Fun fact: Shostakovich was not a fun composer
Album Of The WeekFrom the Lebrecht Album of the Week:
I was almost put off listening to this album by a sleeve note announcing that ‘Shostakovich was known for his fun-loving attitude during his early years as a composer’.
A fun guy, right? In his first decade as a composer he was too busy to have much fun and any time later he was oppressed. Any humour he showed was of the gallows variety.
What we have here…
Read on here.
And in The Critic.
Mmmm…… indeed ‘fun’ is not what one would expect from Shostakovich. At the most, it is the sarcasm of his symphonic finales where he seems to depict something like a soviet policeman whipping a victim with the instruction of: ‘Rejoice! Rejoice!’
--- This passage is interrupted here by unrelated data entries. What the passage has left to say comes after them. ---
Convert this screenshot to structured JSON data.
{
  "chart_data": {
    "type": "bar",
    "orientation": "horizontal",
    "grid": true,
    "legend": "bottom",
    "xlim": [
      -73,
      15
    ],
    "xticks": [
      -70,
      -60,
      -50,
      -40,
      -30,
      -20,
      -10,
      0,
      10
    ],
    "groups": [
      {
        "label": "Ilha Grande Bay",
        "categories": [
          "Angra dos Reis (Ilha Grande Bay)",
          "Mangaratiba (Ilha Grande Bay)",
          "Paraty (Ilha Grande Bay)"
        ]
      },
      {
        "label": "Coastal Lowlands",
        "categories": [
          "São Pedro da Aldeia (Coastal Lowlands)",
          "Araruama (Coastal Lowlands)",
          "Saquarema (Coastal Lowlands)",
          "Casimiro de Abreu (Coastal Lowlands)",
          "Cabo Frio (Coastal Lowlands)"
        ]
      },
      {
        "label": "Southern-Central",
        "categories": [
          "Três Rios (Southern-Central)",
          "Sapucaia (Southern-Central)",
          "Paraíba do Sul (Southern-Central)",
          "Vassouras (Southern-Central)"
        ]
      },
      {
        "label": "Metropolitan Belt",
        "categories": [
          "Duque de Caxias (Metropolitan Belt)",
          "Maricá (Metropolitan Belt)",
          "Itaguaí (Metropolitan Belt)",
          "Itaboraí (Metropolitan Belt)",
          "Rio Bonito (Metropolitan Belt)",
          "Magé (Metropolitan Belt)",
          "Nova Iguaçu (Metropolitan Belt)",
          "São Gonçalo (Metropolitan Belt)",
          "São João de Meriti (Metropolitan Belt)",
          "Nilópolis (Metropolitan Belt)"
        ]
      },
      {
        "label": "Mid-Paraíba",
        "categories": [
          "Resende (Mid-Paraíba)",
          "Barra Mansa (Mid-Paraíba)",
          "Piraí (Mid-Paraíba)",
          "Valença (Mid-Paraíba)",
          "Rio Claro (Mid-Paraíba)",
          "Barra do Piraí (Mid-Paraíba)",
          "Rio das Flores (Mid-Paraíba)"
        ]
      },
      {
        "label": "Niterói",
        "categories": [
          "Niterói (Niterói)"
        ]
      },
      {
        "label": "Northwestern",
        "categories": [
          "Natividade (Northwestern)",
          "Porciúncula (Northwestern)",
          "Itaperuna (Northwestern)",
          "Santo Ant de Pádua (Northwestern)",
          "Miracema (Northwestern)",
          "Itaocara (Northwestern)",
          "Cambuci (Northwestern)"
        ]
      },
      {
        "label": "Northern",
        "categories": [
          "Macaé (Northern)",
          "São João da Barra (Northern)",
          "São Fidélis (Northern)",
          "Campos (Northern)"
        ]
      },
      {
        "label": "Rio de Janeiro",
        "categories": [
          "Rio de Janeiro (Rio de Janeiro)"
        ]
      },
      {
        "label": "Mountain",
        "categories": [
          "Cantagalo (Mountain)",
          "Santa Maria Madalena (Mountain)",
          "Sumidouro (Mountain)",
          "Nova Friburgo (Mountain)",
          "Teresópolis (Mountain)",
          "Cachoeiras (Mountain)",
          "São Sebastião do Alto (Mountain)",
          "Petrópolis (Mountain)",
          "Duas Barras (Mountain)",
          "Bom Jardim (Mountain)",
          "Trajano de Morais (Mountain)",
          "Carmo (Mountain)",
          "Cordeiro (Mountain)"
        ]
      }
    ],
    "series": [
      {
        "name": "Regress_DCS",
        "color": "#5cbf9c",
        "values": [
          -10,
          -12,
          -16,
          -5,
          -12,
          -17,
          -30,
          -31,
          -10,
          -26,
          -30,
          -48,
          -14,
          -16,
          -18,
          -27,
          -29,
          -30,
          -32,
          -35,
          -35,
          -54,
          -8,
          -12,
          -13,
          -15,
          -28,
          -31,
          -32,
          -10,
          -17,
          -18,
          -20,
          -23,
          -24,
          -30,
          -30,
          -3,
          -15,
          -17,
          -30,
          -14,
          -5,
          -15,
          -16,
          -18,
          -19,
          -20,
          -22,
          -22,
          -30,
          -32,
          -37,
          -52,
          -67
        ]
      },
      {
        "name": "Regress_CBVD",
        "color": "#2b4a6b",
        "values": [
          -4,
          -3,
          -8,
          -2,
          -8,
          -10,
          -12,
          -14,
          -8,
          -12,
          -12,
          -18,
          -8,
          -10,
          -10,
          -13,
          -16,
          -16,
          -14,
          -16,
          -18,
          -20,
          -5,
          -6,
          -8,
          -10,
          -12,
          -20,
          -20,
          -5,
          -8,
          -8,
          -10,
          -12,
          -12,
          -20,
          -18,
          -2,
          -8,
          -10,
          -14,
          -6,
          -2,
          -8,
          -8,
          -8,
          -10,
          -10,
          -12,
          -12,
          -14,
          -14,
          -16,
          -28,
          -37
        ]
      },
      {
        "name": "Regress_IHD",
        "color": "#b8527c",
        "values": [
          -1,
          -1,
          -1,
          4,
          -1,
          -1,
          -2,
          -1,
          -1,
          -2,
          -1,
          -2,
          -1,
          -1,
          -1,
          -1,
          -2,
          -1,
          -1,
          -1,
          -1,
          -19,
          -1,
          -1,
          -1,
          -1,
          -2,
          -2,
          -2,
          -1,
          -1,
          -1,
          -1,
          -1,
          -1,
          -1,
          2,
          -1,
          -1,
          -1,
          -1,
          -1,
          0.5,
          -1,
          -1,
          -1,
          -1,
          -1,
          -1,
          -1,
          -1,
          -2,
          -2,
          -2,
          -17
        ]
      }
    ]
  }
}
(As related in Volkov’s contested ‘Testimony’ – a story I find very convincing.)
Shostakovich was well known for his wicked sense of humour. How about The Nose? Or The Bolt? Like all Russians, he used humour to deal with darkness in life. While the Nazis were advancing towards Leningrad, he was staging parody cabaret shows with the Theatre of the People’s Militia making fun of Hitler and Ribbentrop. You clearly hear this humour at the beginning of the 7th symphony. Then his 9th was criticised precisely because it was too lighthearted a take on the Soviet victory, and deemed “childish” and inappropriate.
My advice to Westerners scratching their heads over this most enigmatic of composers – talk less, listen more, and stop trying to read “Stalinist oppression” into everything. Shostakovich has way more to offer outside that narrow interpretation.
Shostakovich spoke clearly about “Humour” in his 13th symphony. It is no “fun”.
And how about the wicked humor in his Lady Macbeth of Mtensk?
If there’s someone who doesn’t yet know this gem: here is “Tea for Two” arranged by Shostakovich for a bet in 1927. BBC PO, Vassily Sinaisky, 1997 Proms.
https://www.youtube.com/watch?v=NYJUJ_qzVWY
His music is full of humor, and that’s what matters. His music is all that matters.
No fun?
How about Opera North’s Paradise Moscow?
The fun would come much later in life, e.g., Москва, Черёмушки.